3. Node B sees that node D is not listed in the seen-by and
exports the message to node D.

4. Node C sees that node D is not listed in the seen-by and
exports the message to node D.

At this point node D has received the same message twice - a
duplicate was generated.

Normally a "dup-ring" will not be as simple as a square.
Generally it will be caused by a system on one end of a long
chain accidentally connecting to a system on the other end of
the chain. This causes the two ends of the chain to become
connected, forming a polygon.

In FidoNet this problem is reduced somewhat by having a
regional EchoMail star distribution architecture that
maintains EchoMail connections within regions of the world.
Within that architecture only a small number of prearranged
systems (regional collection systems) make inter-regional
connections.
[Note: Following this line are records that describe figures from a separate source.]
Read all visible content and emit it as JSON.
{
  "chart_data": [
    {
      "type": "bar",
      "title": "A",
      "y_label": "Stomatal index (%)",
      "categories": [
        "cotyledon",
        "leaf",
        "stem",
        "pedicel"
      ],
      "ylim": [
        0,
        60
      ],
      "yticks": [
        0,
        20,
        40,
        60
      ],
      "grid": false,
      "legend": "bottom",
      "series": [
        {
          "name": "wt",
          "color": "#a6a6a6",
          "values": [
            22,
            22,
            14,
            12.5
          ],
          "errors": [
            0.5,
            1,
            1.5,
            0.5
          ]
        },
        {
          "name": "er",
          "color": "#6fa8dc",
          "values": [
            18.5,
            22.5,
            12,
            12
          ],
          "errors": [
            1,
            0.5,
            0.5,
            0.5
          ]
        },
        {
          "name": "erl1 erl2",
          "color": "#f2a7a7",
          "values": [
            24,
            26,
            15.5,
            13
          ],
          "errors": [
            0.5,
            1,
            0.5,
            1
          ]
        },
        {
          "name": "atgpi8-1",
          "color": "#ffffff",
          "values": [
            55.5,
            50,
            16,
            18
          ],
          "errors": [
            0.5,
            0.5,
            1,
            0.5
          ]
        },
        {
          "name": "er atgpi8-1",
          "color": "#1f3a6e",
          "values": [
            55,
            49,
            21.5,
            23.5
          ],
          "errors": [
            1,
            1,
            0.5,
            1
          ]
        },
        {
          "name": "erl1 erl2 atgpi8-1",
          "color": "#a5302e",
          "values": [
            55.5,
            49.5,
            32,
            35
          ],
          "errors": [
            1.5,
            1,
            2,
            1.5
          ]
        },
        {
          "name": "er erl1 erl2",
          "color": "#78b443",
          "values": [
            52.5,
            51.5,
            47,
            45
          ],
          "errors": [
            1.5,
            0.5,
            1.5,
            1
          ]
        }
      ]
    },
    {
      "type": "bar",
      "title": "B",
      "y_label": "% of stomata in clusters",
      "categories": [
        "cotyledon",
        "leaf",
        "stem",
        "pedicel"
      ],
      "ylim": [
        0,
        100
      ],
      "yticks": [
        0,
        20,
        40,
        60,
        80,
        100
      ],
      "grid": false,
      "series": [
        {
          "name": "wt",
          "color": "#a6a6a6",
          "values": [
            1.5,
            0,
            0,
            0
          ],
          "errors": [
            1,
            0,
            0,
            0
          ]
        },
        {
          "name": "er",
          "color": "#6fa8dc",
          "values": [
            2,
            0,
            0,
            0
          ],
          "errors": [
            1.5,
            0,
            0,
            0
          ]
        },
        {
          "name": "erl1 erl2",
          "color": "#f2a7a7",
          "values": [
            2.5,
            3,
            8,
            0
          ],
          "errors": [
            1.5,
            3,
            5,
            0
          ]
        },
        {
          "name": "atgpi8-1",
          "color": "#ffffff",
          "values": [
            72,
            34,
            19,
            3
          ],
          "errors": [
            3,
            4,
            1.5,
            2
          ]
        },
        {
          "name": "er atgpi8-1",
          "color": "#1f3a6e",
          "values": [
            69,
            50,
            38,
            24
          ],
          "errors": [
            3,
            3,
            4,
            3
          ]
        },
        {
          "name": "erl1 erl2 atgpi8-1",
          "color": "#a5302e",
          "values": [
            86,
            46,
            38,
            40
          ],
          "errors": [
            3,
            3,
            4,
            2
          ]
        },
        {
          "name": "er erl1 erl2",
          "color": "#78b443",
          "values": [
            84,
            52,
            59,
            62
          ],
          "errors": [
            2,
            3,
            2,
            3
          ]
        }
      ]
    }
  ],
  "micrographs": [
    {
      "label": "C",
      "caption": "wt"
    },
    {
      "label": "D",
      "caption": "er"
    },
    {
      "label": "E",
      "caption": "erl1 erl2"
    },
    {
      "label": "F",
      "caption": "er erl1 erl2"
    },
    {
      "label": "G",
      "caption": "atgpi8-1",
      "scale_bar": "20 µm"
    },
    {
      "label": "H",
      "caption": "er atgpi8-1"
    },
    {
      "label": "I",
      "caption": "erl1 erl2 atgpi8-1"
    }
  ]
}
This architecture, along with multiple daily
connections, results in an efficient topology which typically
allows global distribution within 24 hours.

THE PATH LINE AND TOPOLOGY

The PATH line stores the net/node numbers of each system
having actually processed a message. This information is
useful in correcting the biggest problem encountered by nodes
running an Echomail compatible system - the problem of finding
the cause of duplicate messages. How does the PATH line help
solve this problem? Take the following path line as an
example:

^APATH: 107/6 107/312 132/101

This shows that the message was processed by system 107/6 and
transferred to system 107/312. It further shows system
107/312 transferred the message to 132/101, and 132/101
processed it again. Here's another example:

^APATH: 107/6 107/312 107/528 107/312 132/101

This shows the message having been processed by node 107/312
on more than one occasion. Based upon the earlier description
of the 'information control' fields in Echomail messages, this
identifies an error in processing. This further shows node
107/528 as the node which apparently processed the message
incorrectly. In this case the path line can be used to help
locate the source of duplicate messages or topology problems.

In a conference with many participants it becomes almost
impossible to determine the exact topology used. In these
cases the use of the path line can help a moderator or
distributor of a conference track any possible breakdowns in
the overall topology, while not substantially increasing the
amount of information transmitted. Having this small amount
of information added to each message pays for itself very
quickly when it can be used to help detect a topology problem
causing duplicate messages to be transmitted to each system.